A 26-year-old aspiring doctor has become the first Black woman resident in Vanderbilt University’s neurosurgery residency program’s nearly 100-year history.

Tamia Potter accepted the position at the university’s medical center in Nashville, Tennessee, where she will train to become a surgeon over the next several years.

Potter received the news last Friday, Mar. 17, a day historically known as National Match Day, when the nation’s top medical students find out where they will do their residency training.

In a CNN interview, Potter said she was in shock to find that she was matched with the school, adding that she was “very relieved” and “excited” to be entering into the next phase of her academic and professional journey.

“Everything that I’m doing, everything that I’m learning, everything that I experience is for the betterment of someone else,” Potter said.

Statistics show only 5.7% of physicians in the United States identify as Black or African American, according to the Association of American Medical College. The organization further found that in 2018, only 33 Black women held spots in the neurosurgical field in the United States.

Vanderbilt, one of the nation’s most prestigious medical schools, admitted its first neurosurgery resident in 1932. It would be 91 years later when a Black woman would be admitted into the program, according to Dr. Reid Thompson, a professor and chair of the university’s Department of Neurological Surgery.

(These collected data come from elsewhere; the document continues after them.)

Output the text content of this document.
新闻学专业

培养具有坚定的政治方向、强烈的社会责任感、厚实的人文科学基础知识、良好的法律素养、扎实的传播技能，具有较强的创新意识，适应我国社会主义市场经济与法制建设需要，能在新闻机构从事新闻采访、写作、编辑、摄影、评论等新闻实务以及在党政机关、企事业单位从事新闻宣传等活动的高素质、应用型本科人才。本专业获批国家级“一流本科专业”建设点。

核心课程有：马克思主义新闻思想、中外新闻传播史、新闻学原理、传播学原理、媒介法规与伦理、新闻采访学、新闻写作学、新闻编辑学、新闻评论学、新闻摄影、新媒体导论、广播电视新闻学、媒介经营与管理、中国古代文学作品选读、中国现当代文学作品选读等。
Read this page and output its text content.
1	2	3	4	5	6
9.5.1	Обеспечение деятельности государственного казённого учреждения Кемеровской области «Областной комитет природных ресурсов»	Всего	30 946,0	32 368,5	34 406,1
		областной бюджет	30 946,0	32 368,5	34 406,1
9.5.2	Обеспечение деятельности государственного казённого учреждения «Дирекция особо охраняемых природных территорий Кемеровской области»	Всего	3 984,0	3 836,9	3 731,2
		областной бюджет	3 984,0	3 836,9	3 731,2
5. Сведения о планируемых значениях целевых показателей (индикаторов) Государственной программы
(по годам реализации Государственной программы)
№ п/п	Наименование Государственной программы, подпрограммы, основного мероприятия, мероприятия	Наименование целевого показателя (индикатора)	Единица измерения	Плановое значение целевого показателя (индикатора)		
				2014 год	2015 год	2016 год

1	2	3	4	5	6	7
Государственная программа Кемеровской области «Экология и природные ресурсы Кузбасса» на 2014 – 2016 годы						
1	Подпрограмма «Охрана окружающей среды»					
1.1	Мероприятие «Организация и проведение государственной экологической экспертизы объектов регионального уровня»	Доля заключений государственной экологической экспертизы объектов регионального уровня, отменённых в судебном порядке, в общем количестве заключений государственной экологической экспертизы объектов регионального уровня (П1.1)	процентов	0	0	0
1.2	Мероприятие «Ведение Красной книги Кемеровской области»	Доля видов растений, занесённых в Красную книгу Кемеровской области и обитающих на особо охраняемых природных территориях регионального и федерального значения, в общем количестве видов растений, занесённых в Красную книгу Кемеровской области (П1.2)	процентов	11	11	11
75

In a statement, Thompson told CNN that he and his colleagues were impressed by Potter’s “brilliance and passion for neurosurgery” when she visited the school last summer.

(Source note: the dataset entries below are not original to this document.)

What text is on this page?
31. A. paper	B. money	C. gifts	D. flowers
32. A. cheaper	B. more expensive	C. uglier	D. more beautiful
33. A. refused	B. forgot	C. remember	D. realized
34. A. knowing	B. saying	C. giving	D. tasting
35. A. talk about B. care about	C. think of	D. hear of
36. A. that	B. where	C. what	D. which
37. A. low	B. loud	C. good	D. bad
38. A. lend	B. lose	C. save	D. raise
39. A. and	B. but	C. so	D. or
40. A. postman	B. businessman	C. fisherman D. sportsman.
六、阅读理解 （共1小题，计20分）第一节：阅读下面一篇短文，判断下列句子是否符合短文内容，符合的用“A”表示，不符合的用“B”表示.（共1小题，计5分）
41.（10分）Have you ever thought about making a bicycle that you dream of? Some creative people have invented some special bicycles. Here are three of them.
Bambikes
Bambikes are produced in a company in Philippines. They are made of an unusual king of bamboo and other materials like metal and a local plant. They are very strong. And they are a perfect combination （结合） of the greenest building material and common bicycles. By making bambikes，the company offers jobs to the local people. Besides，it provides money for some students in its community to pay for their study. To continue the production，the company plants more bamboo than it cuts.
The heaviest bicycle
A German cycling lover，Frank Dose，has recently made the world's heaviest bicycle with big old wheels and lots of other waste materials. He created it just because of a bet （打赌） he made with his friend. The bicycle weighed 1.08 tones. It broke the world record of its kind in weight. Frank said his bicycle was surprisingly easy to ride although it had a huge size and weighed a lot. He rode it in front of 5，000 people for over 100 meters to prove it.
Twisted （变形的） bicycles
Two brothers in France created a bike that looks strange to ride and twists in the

Potter is a 2018 graduate from Florida Agricultural and Mechanical University (FAMU), where she attained summa cum laude status and a bachelor’s degree in chemistry. The US News & World Report’s 2022-23 ranking lists the school as the highest-ranked public historically Black college or university in the country.

Attending an HBCU, she said, has made it possible for her to “attain every single thing,” adding that attending an HBCU makes it possible for you to “make your dreams come true.”

Pottter concluded that she is aware some may question her abilities because of her race. “When you walk into the room, everybody thinks you’re a nurse, or they may think you’re a janitor,” but “a lot of people feel like when you go to an HBCU, you are sacrificing quality, and that is something that people should not believe.”